Some words of encouragement for those of you who have been trying to get your work published.

Submitting stories for publication can be a long and thankless task, but it is immensely uplifting when a story is accepted. It means that someone has read your work and has, in a sense, validated it. One of my favourite stories: A Cure For Snakebites, was sent out a total of 30 times to different literary journals between 2011 and 2017. I re-wrote the story multiple times, but essentially the heart of it remained the same. I had a message to convey and somewhere the message was embedded in that story.  Sometimes when we start writing a story – or even when we have written the first few drafts – we are not sure what our story is about. We cling to that tale because our heart says we must.

I stuck with this story for that reason. I would take it out, re-read it, tweak it, and experience a range of ‘Aha!’ moments as I began to understand what it meant for me. The writer Dorothea Brande said, “Writing is re-writing.” We need to re-write in order to dig deeply and find out what is in the pit of our subconscious. So, don’t write your story and say that you are done with it after the first draft. Look again and you will see something new. 

For readers, our stories may have many different meanings. We can explain up to a point what we were trying to say, but ultimately it must be for the reader to search and find what they are looking for in that story.

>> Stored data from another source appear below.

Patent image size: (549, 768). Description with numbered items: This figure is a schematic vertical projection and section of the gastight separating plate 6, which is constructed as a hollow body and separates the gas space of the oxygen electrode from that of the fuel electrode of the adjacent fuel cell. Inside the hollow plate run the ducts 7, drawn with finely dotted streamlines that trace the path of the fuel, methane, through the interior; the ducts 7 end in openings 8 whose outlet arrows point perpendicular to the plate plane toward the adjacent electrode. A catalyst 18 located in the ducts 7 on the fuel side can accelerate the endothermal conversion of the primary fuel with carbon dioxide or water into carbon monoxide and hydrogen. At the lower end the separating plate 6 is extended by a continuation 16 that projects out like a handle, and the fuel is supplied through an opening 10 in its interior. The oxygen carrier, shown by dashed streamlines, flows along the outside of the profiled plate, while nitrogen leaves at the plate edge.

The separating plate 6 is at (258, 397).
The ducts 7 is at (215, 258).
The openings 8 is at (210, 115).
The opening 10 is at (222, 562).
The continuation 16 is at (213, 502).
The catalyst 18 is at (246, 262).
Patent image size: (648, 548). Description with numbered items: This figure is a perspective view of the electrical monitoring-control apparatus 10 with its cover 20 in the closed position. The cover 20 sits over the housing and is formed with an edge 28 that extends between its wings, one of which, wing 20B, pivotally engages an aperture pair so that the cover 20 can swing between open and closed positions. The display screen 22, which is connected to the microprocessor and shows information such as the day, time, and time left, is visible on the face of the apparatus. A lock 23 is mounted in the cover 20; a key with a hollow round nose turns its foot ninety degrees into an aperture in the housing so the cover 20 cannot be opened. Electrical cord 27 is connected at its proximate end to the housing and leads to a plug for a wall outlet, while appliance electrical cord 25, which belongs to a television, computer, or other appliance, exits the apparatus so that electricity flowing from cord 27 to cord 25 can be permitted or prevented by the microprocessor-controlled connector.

A Cure For Snakebites was finally accepted on the 31st try, by the literary journal Litro at the beginning of 2017, and I later republished it under the title Charmed in the collection  A Brief History of Several Boyfriends.

3 A Brief History of Several Boyfriends - janet Olearski

Part of the key to getting your stories published is finding the right match between your style of writing and the journal to which you are submitting. That means reading the material they publish to see if your story is likely to fit. Don’t submit at random. Your story, if you love it, deserves better than that.